Man darf aber nicht vergessen, dass in der Ukraine bereits in den allerersten Tagen des russischen Angriffs im Februar 2022 eine App entwickelt und verbreitet wurde, die es jedermann ermöglichte, die Position der Russen und ihre Bewaffnung zu melden. Ein Novum in der Kriegsgeschichte, eine rein ukrainische Entwicklung. Dadurch konnte jede Bewegung der Russen vom ukrainischen Militär in Echtzeit verfolgt werden. Erinnern wir uns im Vergleich dazu daran, wie lange es in Deutschland gedauert hat, die Corona-App zu entwickeln, die im Juni 2020 auf den Markt kam und die laut Deutschem Bundestag 214 Millionen Euro (kein Tippfehler) gekostet hat. Jetzt ist sie im Schlafmodus, kann aber laut Bundesregierung in weniger als drei Monaten reaktiviert werden. Hätten die Ukrainer damals so lange gebraucht, gäbe es das Land wahrscheinlich nicht mehr.

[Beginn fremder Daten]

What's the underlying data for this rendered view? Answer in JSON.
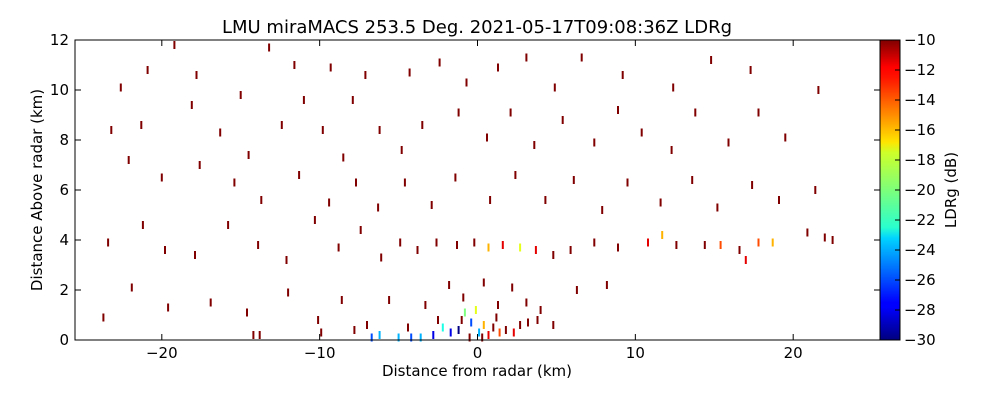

In der Vorbereitung verarbeitete die Software von Palantir Rohinformationen aus Quellen wie Drohnen, Satelliten und ukrainischen Bodentruppen sowie Radar, das durch Wolken sehen kann, und Wärmebilder, die Truppenbewegungen und Artilleriefeuer erkennen können. KI-gestützte Modelle zeigten dann in schwindelerregender Geschwindigkeit die effektivsten Optionen für Angriffe und feindliche Stellungen. Laut Palantir sind die Modelle lernfähig und werden mit jedem Angriff besser.

Der Aufbau des Technologiesektors in der Ukraine kann nicht nur helfen, den Krieg zu gewinnen, sondern wird auch nach dem Krieg eine tragende Säule der ukrainischen Wirtschaft sein. Israel dient als Vorbild.

Auch bei der Verfolgung von Kriegsverbrechen leistet die Software von Palantir wichtige Unterstützung. Die Software des Unternehmens soll unter anderem die Integration von Open-Source-Aufklärungsdaten und Satellitenbildern ermöglichen, also zum Beispiel Zeugenaussagen von Opfern mit Fotos und Videos aus sozialen Medien zusammenführen. Auch hier gilt es, riesige Datenmengen zu bewältigen, Quellen zu verifizieren und mögliche Querverbindungen zu erkennen. „Die Analyse von so viel Beweismaterial wäre ohne moderne IT-Lösungen praktisch unmöglich“, zitiert Palantir den ukrainischen Generalstaatsanwalt Andriy Kostin. Basis ist die Gesichtserkennungssoftware von Clearview AI. Das Unternehmen hat seine Tools mehr als 1.500 ukrainischen Beamten zur Verfügung gestellt, die damit mehr als 230.000 Russen, auch gefallene und gefangene russische Kämpfer, auf ihrem Territorium sowie ukrainische Kollaborateure identifiziert haben.

Auch andere Unternehmen halfen, fast immer kostenlos. Mit der KI-Software „Primer“ gelang es, unverschlüsselte Telefongespräche russischer Kämpfer abzuhören und auszuwerten. Im April 2022 versetzten Satellitenbilder der Firma „Maxar“ Beobachter in Aufruhr, weil sie mutmaßlich Massengräber am Stadtrand von Mariupol zeigen – und damit Rückschlüsse auf die Zustände in der damals noch belagerten Stadt zuließen.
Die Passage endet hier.